A: The metal chemistry is really fun and very gratifying. I take a metal that's dissolved in a solvent and a ligand that's in its own solvent and combine the two. When they react they cause a color change. Lately I get color changes from yellow to orange or purple, and it's gratifying to see immediately that the experiment worked. The color change comes from the d-orbital electrons of the metal. Transition metals tend to make colored compounds when the ligand gets complexed to the metal. So what you're seeing is the electronic exchange of the bond causing the color change. Also, another cool thing I'm working on in lab is the X-ray Crystallography and I managed to get three new structures last week.

Q: Is there anything in particular you want to study in the future or during your PhD?

A: I'm particularly interested in the design of new metal complexes that would have different applications in several different fields of chemistry. A lot of metal complexes are used as catalysts for organic chemistry and I think it's interesting to work on the design of these new catalysts. There are catalysts used in chemistry that can be particularly difficult to handle and are unstable. If it's possible to get the same results using a different catalyst that's easier to work with that could be used instead of some of the compounds that are harder to work with.


Q: Is there any experience during your research that has been defining?

A: One thing I've learned from science is the importance of being flexible and be careful when making plans because a lot of the time science will turn around and squash those plans. Recently I managed to synthesize three new compounds that I hadn't been able to make since July so I spent months troubleshooting why it wasn't working. It's really important not to let yourself get frustrated to the point of giving up but instead turn that frustration to motivation to find what the problem is


Q: In this phase where you're nearing the end of your Master's and waiting to hear back from applications to PhD programs, what advice would you have for someone else who's in the same position.
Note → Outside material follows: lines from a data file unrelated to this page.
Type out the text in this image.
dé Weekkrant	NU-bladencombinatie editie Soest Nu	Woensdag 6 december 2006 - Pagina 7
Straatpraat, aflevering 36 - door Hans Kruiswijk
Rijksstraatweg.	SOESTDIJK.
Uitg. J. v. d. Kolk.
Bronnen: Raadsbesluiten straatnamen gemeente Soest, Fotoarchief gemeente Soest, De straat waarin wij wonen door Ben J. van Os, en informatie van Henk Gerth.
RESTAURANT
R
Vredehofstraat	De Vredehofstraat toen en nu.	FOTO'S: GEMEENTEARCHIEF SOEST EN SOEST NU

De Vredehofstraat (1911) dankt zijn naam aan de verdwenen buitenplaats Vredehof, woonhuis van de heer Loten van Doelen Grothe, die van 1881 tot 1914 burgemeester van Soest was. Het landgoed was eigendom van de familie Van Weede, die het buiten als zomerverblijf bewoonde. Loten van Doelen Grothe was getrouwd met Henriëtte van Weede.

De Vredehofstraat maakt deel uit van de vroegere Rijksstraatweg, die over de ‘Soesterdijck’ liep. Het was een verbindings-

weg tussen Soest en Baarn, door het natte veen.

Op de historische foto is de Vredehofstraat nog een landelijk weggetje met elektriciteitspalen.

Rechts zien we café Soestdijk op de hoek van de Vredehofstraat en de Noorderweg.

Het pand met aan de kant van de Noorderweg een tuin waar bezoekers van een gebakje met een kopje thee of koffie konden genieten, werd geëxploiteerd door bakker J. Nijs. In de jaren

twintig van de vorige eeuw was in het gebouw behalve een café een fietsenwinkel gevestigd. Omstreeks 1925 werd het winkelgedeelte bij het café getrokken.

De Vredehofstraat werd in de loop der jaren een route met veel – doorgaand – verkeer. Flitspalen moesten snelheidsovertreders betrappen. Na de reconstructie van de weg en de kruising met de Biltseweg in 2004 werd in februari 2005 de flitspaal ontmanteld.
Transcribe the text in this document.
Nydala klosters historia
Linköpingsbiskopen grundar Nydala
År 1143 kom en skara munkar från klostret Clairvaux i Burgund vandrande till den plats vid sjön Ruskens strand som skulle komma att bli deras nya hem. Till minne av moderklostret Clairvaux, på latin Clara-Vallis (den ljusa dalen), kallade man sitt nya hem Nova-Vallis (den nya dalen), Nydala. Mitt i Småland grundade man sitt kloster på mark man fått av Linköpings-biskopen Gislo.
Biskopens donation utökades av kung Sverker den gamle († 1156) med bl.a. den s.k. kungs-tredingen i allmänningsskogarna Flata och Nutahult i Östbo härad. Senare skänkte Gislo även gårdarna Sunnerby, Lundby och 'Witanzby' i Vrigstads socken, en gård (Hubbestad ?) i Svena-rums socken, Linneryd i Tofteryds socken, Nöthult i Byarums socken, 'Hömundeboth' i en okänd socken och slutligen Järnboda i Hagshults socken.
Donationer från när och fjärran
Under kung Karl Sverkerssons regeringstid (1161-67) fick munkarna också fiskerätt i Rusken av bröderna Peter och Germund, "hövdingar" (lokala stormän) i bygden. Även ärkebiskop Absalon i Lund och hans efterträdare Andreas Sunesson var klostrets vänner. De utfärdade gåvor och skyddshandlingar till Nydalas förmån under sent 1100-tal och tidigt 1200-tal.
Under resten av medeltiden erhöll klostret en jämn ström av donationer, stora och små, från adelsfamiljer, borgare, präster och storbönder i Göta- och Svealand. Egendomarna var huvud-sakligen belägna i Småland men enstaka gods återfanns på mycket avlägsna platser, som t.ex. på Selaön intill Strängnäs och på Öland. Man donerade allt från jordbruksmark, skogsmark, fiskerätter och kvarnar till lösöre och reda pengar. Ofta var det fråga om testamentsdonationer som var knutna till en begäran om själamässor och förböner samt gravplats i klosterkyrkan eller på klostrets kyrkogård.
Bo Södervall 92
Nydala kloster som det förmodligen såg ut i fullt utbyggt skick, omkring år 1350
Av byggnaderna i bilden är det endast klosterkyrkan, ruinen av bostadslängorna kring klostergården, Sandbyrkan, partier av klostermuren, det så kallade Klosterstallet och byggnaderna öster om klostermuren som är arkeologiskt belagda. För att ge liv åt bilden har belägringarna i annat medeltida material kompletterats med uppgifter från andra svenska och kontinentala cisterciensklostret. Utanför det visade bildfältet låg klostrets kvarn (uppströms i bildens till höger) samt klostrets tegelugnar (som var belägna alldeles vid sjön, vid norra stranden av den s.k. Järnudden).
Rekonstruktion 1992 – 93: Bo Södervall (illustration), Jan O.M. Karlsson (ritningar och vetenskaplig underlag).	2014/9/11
A: The greatest thing for me has been a really good support system. It's important to find a good support system and talk to other people. Also, when things are really difficult, remember the things that are fun in what you do

Q: In moments where experiments fail and things are working, what do you think is the best approach to take?

A: I mentioned before that for the long term it's good to let your frustration serve as motivation for getting things to  work. But in the short term it can be really helpful to just take a step back for the day, Just walk away from what you're working on, go home, decompress, have a glass of wine, and let it go. There's always tomorrow. Stepping back let's the frustration die down and you can refocus for the next day.


I want to say a huge thank you to Julia for stepping up to share her experience in science and grad school! It was such a great opportunity to get to meet you and learn so many new things about doing research in chemistry. Best of luck!